Wenn Sie sich erinnern, bestand das alte Bewertungssystem aus vier Punkten. Wenn ein Pflegeheim nur einen Punkt hatte, war es sehr, sehr schlecht. Zwei Punkte bedeuten, dass es sehr schlecht war. Drei Punkte bedeuteten, dass es schlecht war, und vier Punkte bedeuteten, dass es in Ordnung war, vielleicht sogar gut.

Sie können sehen, dass dieses Bewertungssystem nicht sehr hilfreich war. Es sagte Ihnen hauptsächlich, wie schlecht die schlechten Altenpflegeheime waren, aber nicht, wie gut die guten waren.

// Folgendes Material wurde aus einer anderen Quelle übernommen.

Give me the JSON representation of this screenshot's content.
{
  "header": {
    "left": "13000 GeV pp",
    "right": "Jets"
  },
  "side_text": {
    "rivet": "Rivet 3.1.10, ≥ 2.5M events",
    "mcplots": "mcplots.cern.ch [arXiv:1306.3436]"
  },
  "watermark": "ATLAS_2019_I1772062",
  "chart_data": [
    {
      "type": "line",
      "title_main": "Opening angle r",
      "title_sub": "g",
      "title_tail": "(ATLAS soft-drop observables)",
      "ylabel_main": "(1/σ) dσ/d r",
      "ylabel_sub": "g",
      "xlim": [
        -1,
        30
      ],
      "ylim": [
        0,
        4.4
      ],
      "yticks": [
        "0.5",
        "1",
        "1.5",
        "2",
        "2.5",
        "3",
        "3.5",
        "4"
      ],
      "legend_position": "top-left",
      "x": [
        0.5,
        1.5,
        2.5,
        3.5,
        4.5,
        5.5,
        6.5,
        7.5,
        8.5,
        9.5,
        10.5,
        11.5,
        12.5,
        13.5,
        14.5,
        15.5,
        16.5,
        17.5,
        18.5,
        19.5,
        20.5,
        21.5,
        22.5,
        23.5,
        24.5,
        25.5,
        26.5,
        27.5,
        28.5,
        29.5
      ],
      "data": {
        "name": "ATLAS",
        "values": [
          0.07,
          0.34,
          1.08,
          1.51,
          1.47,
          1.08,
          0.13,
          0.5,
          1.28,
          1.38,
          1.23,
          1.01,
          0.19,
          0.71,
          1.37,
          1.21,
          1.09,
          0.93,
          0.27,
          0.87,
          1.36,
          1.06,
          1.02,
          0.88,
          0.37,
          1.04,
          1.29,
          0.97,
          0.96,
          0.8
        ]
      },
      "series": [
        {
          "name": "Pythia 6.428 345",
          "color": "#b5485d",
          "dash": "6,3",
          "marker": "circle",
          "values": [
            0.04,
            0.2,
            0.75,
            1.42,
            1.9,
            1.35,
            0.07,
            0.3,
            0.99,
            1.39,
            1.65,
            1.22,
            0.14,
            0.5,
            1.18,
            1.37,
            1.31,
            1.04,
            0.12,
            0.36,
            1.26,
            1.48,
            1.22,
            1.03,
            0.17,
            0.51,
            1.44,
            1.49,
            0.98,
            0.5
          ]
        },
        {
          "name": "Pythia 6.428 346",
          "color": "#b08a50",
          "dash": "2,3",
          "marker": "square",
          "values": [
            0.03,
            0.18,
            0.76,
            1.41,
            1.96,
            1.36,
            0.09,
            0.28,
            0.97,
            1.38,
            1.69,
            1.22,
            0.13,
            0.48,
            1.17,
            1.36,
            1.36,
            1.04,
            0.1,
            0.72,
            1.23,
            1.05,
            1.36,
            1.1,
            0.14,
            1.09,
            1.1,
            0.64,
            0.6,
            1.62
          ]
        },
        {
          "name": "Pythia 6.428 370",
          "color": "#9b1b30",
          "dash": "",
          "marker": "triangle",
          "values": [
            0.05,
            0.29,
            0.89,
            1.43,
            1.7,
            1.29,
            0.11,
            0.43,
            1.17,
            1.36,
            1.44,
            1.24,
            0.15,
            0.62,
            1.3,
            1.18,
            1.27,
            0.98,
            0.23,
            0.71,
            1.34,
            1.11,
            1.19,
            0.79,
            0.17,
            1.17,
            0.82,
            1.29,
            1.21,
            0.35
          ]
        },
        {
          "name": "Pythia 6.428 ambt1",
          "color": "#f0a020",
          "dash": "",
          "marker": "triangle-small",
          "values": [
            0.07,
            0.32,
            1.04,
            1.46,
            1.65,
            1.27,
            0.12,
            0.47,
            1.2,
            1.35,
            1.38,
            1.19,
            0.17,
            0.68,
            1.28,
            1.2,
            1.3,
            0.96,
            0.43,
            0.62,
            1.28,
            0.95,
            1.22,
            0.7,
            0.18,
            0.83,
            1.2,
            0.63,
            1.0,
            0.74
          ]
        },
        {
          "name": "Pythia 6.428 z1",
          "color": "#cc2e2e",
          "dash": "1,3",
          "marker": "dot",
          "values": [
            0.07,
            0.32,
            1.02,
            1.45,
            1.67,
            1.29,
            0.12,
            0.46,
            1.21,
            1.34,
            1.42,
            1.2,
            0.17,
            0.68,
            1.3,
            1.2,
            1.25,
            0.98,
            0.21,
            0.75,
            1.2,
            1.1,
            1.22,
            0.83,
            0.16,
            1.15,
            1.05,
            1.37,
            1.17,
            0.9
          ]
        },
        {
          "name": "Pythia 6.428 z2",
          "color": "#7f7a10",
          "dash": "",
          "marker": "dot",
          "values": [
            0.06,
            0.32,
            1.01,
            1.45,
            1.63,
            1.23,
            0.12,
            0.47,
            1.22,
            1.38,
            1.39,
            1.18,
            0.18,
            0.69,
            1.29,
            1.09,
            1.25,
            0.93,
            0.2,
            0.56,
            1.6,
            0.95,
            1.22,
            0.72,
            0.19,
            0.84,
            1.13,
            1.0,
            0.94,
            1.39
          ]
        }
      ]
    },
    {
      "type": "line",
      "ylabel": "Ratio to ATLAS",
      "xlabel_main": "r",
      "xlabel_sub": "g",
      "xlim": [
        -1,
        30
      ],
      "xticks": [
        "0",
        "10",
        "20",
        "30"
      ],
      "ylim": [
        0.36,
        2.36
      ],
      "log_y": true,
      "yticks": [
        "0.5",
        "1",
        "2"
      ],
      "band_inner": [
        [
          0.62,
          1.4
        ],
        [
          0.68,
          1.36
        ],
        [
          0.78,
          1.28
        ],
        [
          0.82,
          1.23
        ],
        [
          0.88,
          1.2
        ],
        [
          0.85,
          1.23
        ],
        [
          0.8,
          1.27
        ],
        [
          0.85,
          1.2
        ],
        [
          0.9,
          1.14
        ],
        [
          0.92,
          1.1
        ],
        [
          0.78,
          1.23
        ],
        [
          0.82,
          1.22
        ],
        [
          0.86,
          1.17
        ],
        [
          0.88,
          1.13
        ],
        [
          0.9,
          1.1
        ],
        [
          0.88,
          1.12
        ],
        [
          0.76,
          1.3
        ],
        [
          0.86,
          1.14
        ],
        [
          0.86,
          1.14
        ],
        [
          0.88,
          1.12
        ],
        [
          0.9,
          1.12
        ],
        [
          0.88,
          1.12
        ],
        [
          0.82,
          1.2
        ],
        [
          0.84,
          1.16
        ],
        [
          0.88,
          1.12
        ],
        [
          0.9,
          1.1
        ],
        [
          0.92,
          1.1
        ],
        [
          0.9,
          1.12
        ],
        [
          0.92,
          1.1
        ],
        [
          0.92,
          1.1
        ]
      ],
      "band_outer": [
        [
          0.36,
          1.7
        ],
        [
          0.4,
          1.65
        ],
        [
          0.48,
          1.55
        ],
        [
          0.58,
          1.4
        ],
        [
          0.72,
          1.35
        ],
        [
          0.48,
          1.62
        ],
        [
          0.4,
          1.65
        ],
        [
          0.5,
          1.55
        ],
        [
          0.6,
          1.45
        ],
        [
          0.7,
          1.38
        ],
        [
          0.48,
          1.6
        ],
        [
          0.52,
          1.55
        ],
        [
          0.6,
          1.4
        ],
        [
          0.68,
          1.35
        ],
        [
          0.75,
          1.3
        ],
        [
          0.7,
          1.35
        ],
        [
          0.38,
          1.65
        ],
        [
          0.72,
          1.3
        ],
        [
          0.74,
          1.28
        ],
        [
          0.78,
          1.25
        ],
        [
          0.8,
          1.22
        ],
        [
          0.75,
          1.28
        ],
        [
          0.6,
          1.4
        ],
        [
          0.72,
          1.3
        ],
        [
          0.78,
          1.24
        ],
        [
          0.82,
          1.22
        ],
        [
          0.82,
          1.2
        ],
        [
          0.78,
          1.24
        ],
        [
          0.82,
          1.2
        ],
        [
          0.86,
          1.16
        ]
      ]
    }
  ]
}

Das ändert sich. Wir gehen von vier Punkten auf fünf Sterne. Bei drei Sternen ist ein Pflegeheim okay. Bei fünf Sternen ist es ausgezeichnet, und bei einem Stern ist es grauenhaft. Es ist natürlich ein Rätsel, warum wir zuerst das Vier-Punkte-Bewertungssystem der Schlechtigkeit haben mussten, aber lassen wir das hinter uns.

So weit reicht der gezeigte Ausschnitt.